Sur le second point, il soutient que le courriel du 16 janvier 2014 qui lui a été adressé par la banque est dépourvu d'ambiguïté contrairement à ce qu'a énoncé le premier juge et qu'il y est affirmé que les parts sociales n'étaient pas saisissables. Il fait valoir que cette affirmation l'a induit en erreur alors qu'il pouvait encore contester la saisie, qu'il ne l'a pas fait puisqu'il ignorait les caractéristiques de ces parts à défaut d'avoir reçu de la Caisse d'Épargne la notice d'information et la fiche technique.
Il ajoute que la Caisse d'Épargne ne démontre pas lui avoir remis ces documents nonobstant la mention figurant sur le bordereau de souscription, que la demande de communication formée par son conseil le 11 décembre 2014 ne recevra aucune réponse avant le 23 octobre 2015, que les documents communiqués ne comportent pas son visa de sorte qu'il n'est pas démontré qu'il en a eu connaissance ni qu'un exemplaire lui ait été remis. Il en déduit que la Caisse d'Épargne a manqué à son obligation d'information et de conseil en ne lui communiquant pas ces documents alors qu'ils auraient pu lui permettre de se rendre compte des caractéristiques desdites parts et en l'ayant trompé lors de l'envoi du mail du 16 janvier 2014 affirmant qu'elles étaient insaisissables.
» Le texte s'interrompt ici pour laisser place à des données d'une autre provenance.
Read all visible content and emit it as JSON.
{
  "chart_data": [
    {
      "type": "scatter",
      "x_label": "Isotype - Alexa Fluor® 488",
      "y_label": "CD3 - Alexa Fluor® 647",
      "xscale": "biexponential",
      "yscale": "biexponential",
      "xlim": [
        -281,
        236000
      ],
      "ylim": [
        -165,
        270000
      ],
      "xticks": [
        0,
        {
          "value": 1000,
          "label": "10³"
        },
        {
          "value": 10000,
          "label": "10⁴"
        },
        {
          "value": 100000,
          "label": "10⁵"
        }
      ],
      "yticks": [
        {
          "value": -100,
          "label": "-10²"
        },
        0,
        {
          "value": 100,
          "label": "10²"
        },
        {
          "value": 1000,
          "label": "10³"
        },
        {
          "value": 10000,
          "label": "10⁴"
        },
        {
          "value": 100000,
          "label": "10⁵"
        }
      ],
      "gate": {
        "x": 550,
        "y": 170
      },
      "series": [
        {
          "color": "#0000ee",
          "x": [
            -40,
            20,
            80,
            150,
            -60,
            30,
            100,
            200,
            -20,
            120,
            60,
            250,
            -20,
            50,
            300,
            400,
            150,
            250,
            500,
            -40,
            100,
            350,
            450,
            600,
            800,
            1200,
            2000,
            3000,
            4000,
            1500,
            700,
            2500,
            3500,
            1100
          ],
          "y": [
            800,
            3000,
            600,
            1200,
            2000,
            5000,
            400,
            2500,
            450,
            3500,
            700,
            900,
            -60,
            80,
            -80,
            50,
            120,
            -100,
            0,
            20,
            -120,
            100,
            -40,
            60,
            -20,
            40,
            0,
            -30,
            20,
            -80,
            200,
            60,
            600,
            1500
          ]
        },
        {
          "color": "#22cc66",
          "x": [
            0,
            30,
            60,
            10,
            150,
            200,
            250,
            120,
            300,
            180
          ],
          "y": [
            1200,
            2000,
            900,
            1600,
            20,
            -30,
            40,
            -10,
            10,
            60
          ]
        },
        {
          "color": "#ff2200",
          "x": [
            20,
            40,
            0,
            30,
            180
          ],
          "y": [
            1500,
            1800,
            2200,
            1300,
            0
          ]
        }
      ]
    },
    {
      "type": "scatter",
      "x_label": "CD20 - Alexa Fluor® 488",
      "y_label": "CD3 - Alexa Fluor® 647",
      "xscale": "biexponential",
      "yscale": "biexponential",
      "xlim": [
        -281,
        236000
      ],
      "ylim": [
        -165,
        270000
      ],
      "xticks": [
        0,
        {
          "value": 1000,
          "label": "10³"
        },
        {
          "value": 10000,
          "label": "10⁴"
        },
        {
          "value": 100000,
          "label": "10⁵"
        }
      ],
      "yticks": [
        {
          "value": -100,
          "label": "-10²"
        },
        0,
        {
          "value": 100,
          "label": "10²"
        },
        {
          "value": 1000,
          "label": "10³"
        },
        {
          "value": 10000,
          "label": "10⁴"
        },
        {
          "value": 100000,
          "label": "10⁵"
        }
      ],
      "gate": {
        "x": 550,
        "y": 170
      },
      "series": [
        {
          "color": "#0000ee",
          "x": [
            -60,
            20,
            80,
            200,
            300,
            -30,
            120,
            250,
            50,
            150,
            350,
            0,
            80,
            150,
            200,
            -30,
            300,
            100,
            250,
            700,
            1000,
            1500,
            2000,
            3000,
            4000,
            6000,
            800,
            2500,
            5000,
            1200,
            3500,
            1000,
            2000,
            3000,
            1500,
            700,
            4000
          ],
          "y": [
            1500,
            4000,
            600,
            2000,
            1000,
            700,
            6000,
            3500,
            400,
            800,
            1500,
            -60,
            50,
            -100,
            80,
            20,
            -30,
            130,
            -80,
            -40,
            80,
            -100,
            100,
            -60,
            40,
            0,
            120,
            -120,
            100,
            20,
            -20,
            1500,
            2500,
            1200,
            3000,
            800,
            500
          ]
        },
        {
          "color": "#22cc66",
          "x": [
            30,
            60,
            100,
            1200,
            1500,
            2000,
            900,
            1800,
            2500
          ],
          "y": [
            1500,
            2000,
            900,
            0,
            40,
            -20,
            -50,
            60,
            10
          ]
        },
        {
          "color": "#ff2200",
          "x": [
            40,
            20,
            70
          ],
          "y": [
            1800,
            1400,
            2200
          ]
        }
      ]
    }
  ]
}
En premier lieu, le courriel du 16 janvier 2014, non accompagné de celui auquel il répond, ne permet pas d'affirmer, contrairement à ce que soutient Serge E., qu'il est relatif aux parts de SLE objet de la saisie dès lors qu'elles ne sont pas citées. Au surplus, Serge E., à qui le procès-verbal de saisie avait été dénoncé le 9 janvier, ne peut sérieusement soutenir que cette seule réponse allait de fait mettre à néant ladite saisie sans qu'il soit besoin pour lui de la contester devant le juge de l'exécution et faire valoir que les parts étaient insaisissables.
En second lieu, la cour observe qu'il a expressément reconnu lors de la souscription des parts de SLE avoir reçu la fiche technique relative à ces parts sociales, même si ce document produit aux débats ne comporte pas son visa.
En tout état de cause, le dommage qui pourrait résulter d'un manquement à un défaut de conseil et d'information lors de la souscription de ces parts est sans aucun lien avec la saisie desdites parts et leur vente au profit du créancier de Serge E. qui n'invoque même pas une perte de chance de ne pas avoir souscrit les parts de SLE.
Le jugement déféré est confirmé en toutes ses dispositions.
PAR CES MOTIFS
Confirmes-en toutes ses dispositions le jugement du tribunal judiciaire de Nice du 7 décembre 2017,
Vu l'article 700 du code de procédure civile, condamne Serge E. à payer à la SA Caisse d'Épargne et de prévoyance Côte d'Azur la somme de mille cinq cents euros,
Condamne Serge E. aux dépens de l'instance d'appel.